If that doesn't fill you up, there's the exciting union cheese, the most readily available cheese-type offered. The thing that's so exciting about union cheese from a gourmet's point of view is the classic simplicity of the mathematical formula from which it is derived. In fact, it's difficult to avoid a state of total ecstacy if one contemplates the proposition that no import quota yet devised has proven equal to the task of neutralizing the lethal emissions generated by the ripening process of this piquant native confection. Should we not be overtaken by some unspeakable emotion, when we consider the fact that the smaller the amount of care taken in each union cheese artifact, the more triumphant is the blast of the vapors streaming forth from every nook and cranny of whatever it was that the stalwart craftsperson got paid $19 per hour to slap together?

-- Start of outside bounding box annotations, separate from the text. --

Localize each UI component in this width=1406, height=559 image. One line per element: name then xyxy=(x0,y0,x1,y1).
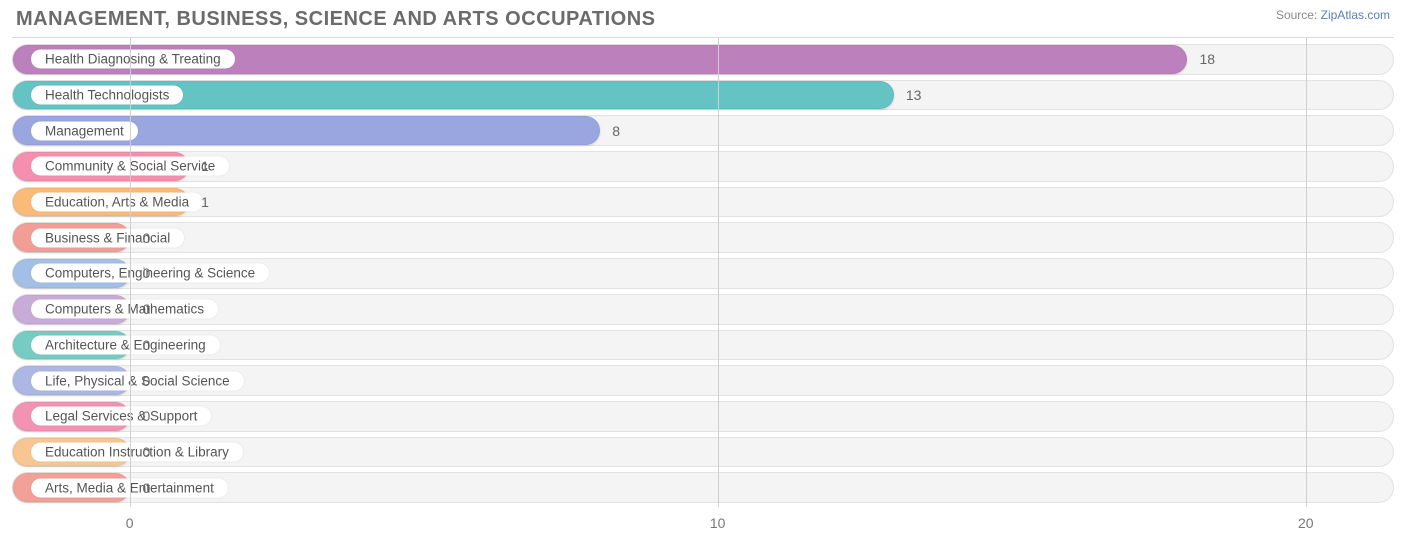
bar-category-label: Education, Arts & Media xyxy=(31,193,203,212)
bar-category-label: Management xyxy=(31,121,138,140)
bar-track: Health Technologists 13 xyxy=(12,80,1394,111)
bar-value-label: 0 xyxy=(142,480,150,496)
bar-track: Architecture & Engineering0 xyxy=(12,330,1394,361)
bar-track: Life, Physical & Social Science0 xyxy=(12,365,1394,396)
grid-line xyxy=(130,38,131,507)
x-axis: 0 10 20 xyxy=(12,509,1394,537)
chart-source: Source: ZipAtlas.com xyxy=(1276,8,1390,22)
bar-track: Community & Social Service1 xyxy=(12,151,1394,182)
bar-track: Computers, Engineering & Science0 xyxy=(12,258,1394,289)
chart-title: MANAGEMENT, BUSINESS, SCIENCE AND ARTS O… xyxy=(16,8,655,31)
bar-value-label: 0 xyxy=(142,337,150,353)
bar-track: Business & Financial0 xyxy=(12,222,1394,253)
chart-container: MANAGEMENT, BUSINESS, SCIENCE AND ARTS O… xyxy=(0,0,1406,559)
bar-category-label: Business & Financial xyxy=(31,228,184,247)
bar-track: Computers & Mathematics0 xyxy=(12,294,1394,325)
bar-category-label: Legal Services & Support xyxy=(31,407,211,426)
bar-value-label: 1 xyxy=(201,158,209,174)
grid-line xyxy=(1306,38,1307,507)
bar-value-label: 0 xyxy=(142,408,150,424)
bar-value-label: 1 xyxy=(201,194,209,210)
bar-value-label: 0 xyxy=(142,265,150,281)
bar-category-label: Architecture & Engineering xyxy=(31,335,220,354)
source-link[interactable]: ZipAtlas.com xyxy=(1321,8,1390,22)
bar-track: Legal Services & Support0 xyxy=(12,401,1394,432)
bar-value-label: 8 xyxy=(612,123,620,139)
bar-track: Education, Arts & Media1 xyxy=(12,187,1394,218)
chart-header: MANAGEMENT, BUSINESS, SCIENCE AND ARTS O… xyxy=(12,8,1394,37)
x-tick: 0 xyxy=(126,515,134,531)
bar-value-label: 0 xyxy=(142,301,150,317)
bar-track: Health Diagnosing & Treating 18 xyxy=(12,44,1394,75)
x-tick: 10 xyxy=(710,515,726,531)
bar-category-label: Health Diagnosing & Treating xyxy=(31,50,235,69)
bar-category-label: Health Technologists xyxy=(31,86,183,105)
bar-category-label: Computers & Mathematics xyxy=(31,300,218,319)
bar-value-label: 18 xyxy=(1199,51,1215,67)
bar-value-label: 0 xyxy=(142,444,150,460)
bar-value-label: 0 xyxy=(142,230,150,246)
bar-category-label: Education Instruction & Library xyxy=(31,442,243,461)
bar-track: Arts, Media & Entertainment0 xyxy=(12,472,1394,503)
grid-line xyxy=(718,38,719,507)
bar-track: Education Instruction & Library0 xyxy=(12,437,1394,468)
source-prefix: Source: xyxy=(1276,8,1321,22)
bar-value-label: 0 xyxy=(142,373,150,389)
bar-category-label: Life, Physical & Social Science xyxy=(31,371,244,390)
bar-track: Management 8 xyxy=(12,115,1394,146)
plot-area: Health Diagnosing & Treating18Health Tec… xyxy=(12,37,1394,537)
bar-rows: Health Diagnosing & Treating18Health Tec… xyxy=(12,44,1394,503)
x-tick: 20 xyxy=(1298,515,1314,531)
bar-value-label: 13 xyxy=(906,87,922,103)
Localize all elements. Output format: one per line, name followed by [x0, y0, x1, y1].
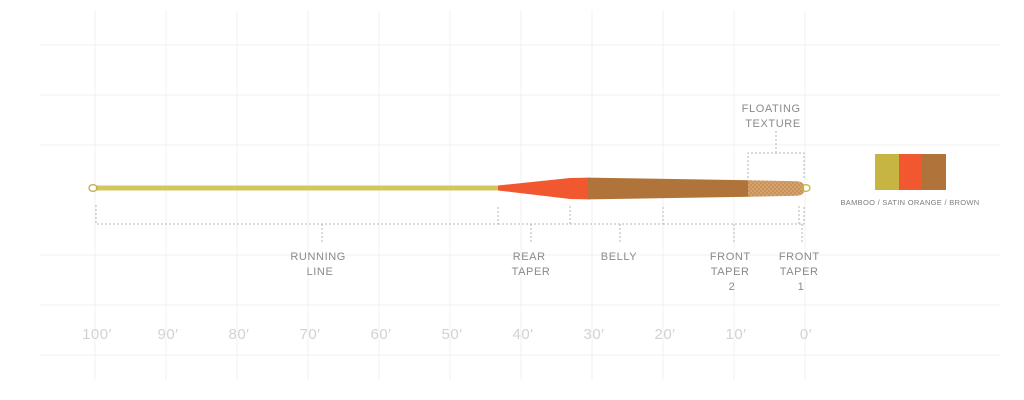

Still hungry? Union cheese might be the most readily available, but no type of cheese in America today has achieved the popular acceptance of accountant cheese. If it is true that you are what you eat, then surely our national willingness to eat this stuff tells us more about ourselves than we probably wish to know. Obviously we have found the cheese to believe in. Why not? It's manufactured by people who count money, endorsed as nutritionally sound by civic leaders, and delivered by the media door-to-door. The quality of our lives, if we think of this matter in terms of how much of what we individually consider to be beautiful are we able to experience every day, seems an irrelevant matter now that all decisions regarding the creation and distribution of works of art must first pass under the limbo bar, a.k.a. "the bottom line," along with things like taste and the public interest, all tied like a tin can to the wagging tail of the sacred prime-rate poodle.
The aforementioned festering poot is coming your way at a theatre or drive-in near you. It wakes you up every morning as it drizzles out of your digital clock radio. An arts council somewhere is getting a special batch ready with little tuxedos on it so you can think it's precious.
Yes Virginia, there is a free lunch. We're eating it now. Can I get you a napkin?